Bild: Hier steht ein Umbau an
Berlin taz | Die Ampel geht voll ins Risiko. Schon am Freitag soll der
Bundestag [1][das neue Wahlrecht] beschließen. Bei Abstimmungen in den
Fraktionen stimmten am Dienstagnachmittag die Abgeordneten von Grünen und
FDP jeweils einstimmig und die der SPD mit überwältigender Mehrheit zu. Das
teilten die Fraktionschefs Rolf Mützenich (SPD), Britta Haßelmann (Grüne)
und Christian Dürr (FDP) im Anschluss an die Sitzungen mit. Sie
bezeichneten die Reform, durch die der auf 736 Abgeordnete angewachsene
Bundestag auf 630 Mandate verkleinert wird, als „fair und
verfassungsgemäß“.
Linke und CSU haben bereits Verfassungsklagen angekündigt. Vor allem wegen
der kurzfristig gestrichenen Grundmandatsklausel könnten Klagen beim
Bundesverfassungsgericht Erfolg haben. Selbst der SPD-nahe Rechtsprofessor
Franz Mayer spricht von „Wahlrechts-Roulette“.
Akzeptiertes Ziel der Reform ist die [2][Verkleinerung des Bundestags.]
Umstritten sind aber die geplanten Mittel der Ampel.

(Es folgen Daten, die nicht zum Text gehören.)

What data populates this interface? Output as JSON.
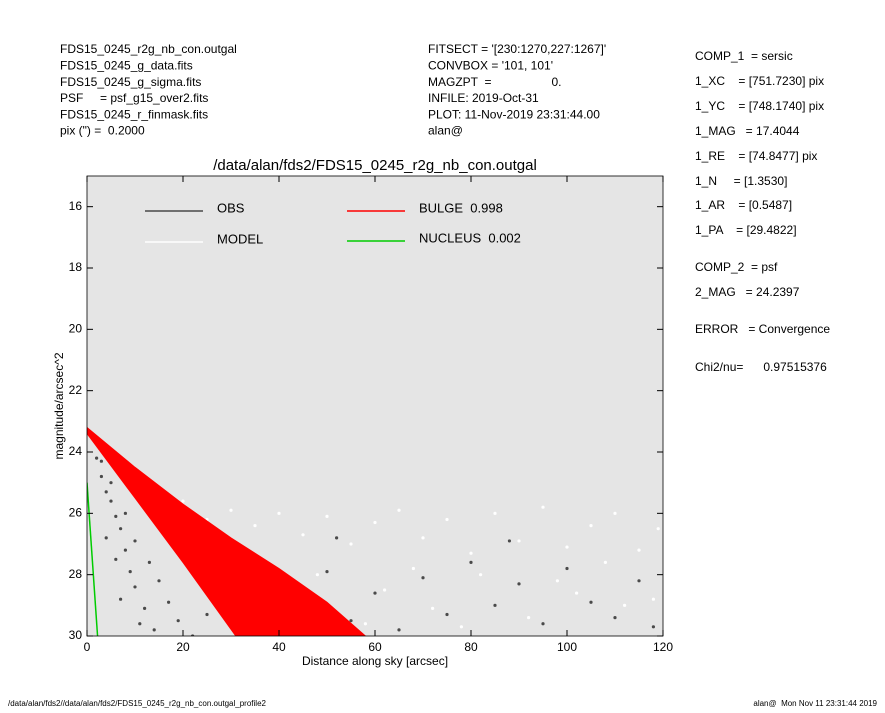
{
  "info_left": [
    "FDS15_0245_r2g_nb_con.outgal",
    "FDS15_0245_g_data.fits",
    "FDS15_0245_g_sigma.fits",
    "PSF     = psf_g15_over2.fits",
    "FDS15_0245_r_finmask.fits",
    "pix (\") =  0.2000"
  ],
  "info_middle": [
    "FITSECT = '[230:1270,227:1267]'",
    "CONVBOX = '101, 101'",
    "MAGZPT  =                  0.",
    "INFILE: 2019-Oct-31",
    "PLOT: 11-Nov-2019 23:31:44.00",
    "alan@"
  ],
  "info_right": [
    "COMP_1  = sersic",
    "1_XC    = [751.7230] pix",
    "1_YC    = [748.1740] pix",
    "1_MAG   = 17.4044",
    "1_RE    = [74.8477] pix",
    "1_N     = [1.3530]",
    "1_AR    = [0.5487]",
    "1_PA    = [29.4822]",
    "COMP_2  = psf",
    "2_MAG   = 24.2397",
    "ERROR   = Convergence",
    "Chi2/nu=      0.97515376"
  ],
  "footer_left": "/data/alan/fds2//data/alan/fds2/FDS15_0245_r2g_nb_con.outgal_profile2",
  "footer_right": "alan@  Mon Nov 11 23:31:44 2019",
  "chart_data": {
    "type": "scatter",
    "title": "/data/alan/fds2/FDS15_0245_r2g_nb_con.outgal",
    "x_label": "Distance along sky [arcsec]",
    "y_label": "magnitude/arcsec^2",
    "xlim": [
      0,
      120
    ],
    "xticks": [
      0,
      20,
      40,
      60,
      80,
      100,
      120
    ],
    "ylim": [
      15,
      30
    ],
    "yticks": [
      16,
      18,
      20,
      22,
      24,
      26,
      28,
      30
    ],
    "y_inverted": true,
    "background": "#e5e5e5",
    "series": [
      {
        "name": "OBS",
        "color": "#4a4a4a",
        "kind": "points",
        "x": [
          2,
          3,
          4,
          5,
          6,
          7,
          4,
          8,
          6,
          9,
          10,
          7,
          12,
          11,
          14,
          3,
          5,
          8,
          10,
          13,
          15,
          17,
          19,
          22,
          25,
          30,
          35,
          40,
          45,
          50,
          55,
          60,
          65,
          70,
          75,
          80,
          85,
          90,
          95,
          100,
          105,
          110,
          115,
          118,
          52,
          88
        ],
        "values": [
          24.2,
          24.8,
          25.3,
          25.6,
          26.1,
          26.5,
          26.8,
          27.2,
          27.5,
          27.9,
          28.4,
          28.8,
          29.1,
          29.6,
          29.8,
          24.3,
          25.0,
          26.0,
          26.9,
          27.6,
          28.2,
          28.9,
          29.5,
          30,
          29.3,
          28.7,
          29.6,
          28.4,
          29.2,
          27.9,
          29.5,
          28.6,
          29.8,
          28.1,
          29.3,
          27.6,
          29.0,
          28.3,
          29.6,
          27.8,
          28.9,
          29.4,
          28.2,
          29.7,
          26.8,
          26.9
        ]
      },
      {
        "name": "MODEL",
        "color": "#ffffff",
        "kind": "points",
        "x": [
          8,
          12,
          15,
          20,
          25,
          30,
          35,
          40,
          45,
          50,
          55,
          60,
          65,
          70,
          75,
          80,
          85,
          90,
          95,
          100,
          105,
          110,
          115,
          119,
          62,
          72,
          82,
          92,
          102,
          112,
          68,
          98,
          58,
          78,
          108,
          118,
          42,
          48,
          33,
          28
        ],
        "values": [
          25.0,
          25.4,
          25.8,
          25.6,
          26.2,
          25.9,
          26.4,
          26.0,
          26.7,
          26.1,
          27.0,
          26.3,
          25.9,
          26.8,
          26.2,
          27.3,
          26.0,
          26.9,
          25.8,
          27.1,
          26.4,
          26.0,
          27.2,
          26.5,
          28.5,
          29.1,
          28.0,
          29.4,
          28.6,
          29.0,
          27.8,
          28.2,
          29.6,
          29.7,
          27.6,
          28.8,
          29.0,
          28.0,
          29.8,
          27.4
        ]
      },
      {
        "name": "BULGE  0.998",
        "color": "#ff0000",
        "kind": "band",
        "x": [
          0,
          10,
          20,
          30,
          40,
          50,
          58,
          31,
          20,
          10,
          0
        ],
        "values": [
          23.2,
          24.5,
          25.7,
          26.8,
          27.8,
          28.9,
          30,
          30,
          27.6,
          25.5,
          23.4
        ]
      },
      {
        "name": "NUCLEUS  0.002",
        "color": "#00cc00",
        "kind": "line",
        "x": [
          0,
          2.2
        ],
        "values": [
          25,
          30
        ]
      }
    ]
  }
}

Damit keine
Überhangmandate mehr entstehen, soll jede Partei nur noch so viele Sitze
bekommen, wie ihrem Zweitstimmergebnis entspricht. Die Wahlkreissieger mit
den niedrigsten Prozentanteilen gehen deshalb leer aus. Dagegen
protestierten CDU/CSU schon seit Monaten. Es verstoße gegen das
Demokratieprinzip, dass der Erststimmensieger im Wahlkreis kein Mandat
erhalte. Überhangmandate haben bisher vor allem CDU/CSU und SPD erhalten.

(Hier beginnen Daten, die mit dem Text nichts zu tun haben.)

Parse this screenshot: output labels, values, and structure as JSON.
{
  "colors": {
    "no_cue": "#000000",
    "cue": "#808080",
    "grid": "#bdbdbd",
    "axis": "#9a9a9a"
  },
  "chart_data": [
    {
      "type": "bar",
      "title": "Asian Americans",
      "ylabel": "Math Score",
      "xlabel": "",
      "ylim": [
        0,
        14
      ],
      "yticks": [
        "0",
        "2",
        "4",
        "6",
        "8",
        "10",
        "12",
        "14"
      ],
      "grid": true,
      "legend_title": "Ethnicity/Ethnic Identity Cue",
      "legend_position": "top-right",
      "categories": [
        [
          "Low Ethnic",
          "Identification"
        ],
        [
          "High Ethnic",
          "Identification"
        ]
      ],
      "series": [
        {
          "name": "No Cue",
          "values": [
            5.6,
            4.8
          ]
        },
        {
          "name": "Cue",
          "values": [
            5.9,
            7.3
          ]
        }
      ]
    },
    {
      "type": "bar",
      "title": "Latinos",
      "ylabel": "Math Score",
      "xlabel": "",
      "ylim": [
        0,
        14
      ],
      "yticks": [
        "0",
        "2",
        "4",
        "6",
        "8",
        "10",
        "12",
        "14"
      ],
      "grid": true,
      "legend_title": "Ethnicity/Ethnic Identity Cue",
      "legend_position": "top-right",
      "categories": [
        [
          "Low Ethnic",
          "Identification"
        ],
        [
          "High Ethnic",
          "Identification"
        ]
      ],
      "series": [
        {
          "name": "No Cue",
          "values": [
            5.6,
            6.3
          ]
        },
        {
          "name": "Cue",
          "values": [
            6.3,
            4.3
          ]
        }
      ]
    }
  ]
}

Deren Wegfall [3][betrifft alle Parteien], weil es auch keine
Ausgleichsmandate mehr gibt.
Erst seit wenigen Tagen ist bekannt, dass die Ampel auch die
Grundmandatsklausel streichen will. Parteien, die die Fünfprozenthürde
verfehlen, können trotzdem entsprechend ihrem Wahlergebnis in den Bundestag
einziehen, wenn sie mindestens drei Direktmandate geholt haben.
## Bartsch kündigte Verfassungsklage an
Davon profitiert derzeit die Linke, die mit 4,9 Prozent der Stimmen dank
dreier Direktmandate doch mit 39 Abgeordneten im Bundestag vertreten ist.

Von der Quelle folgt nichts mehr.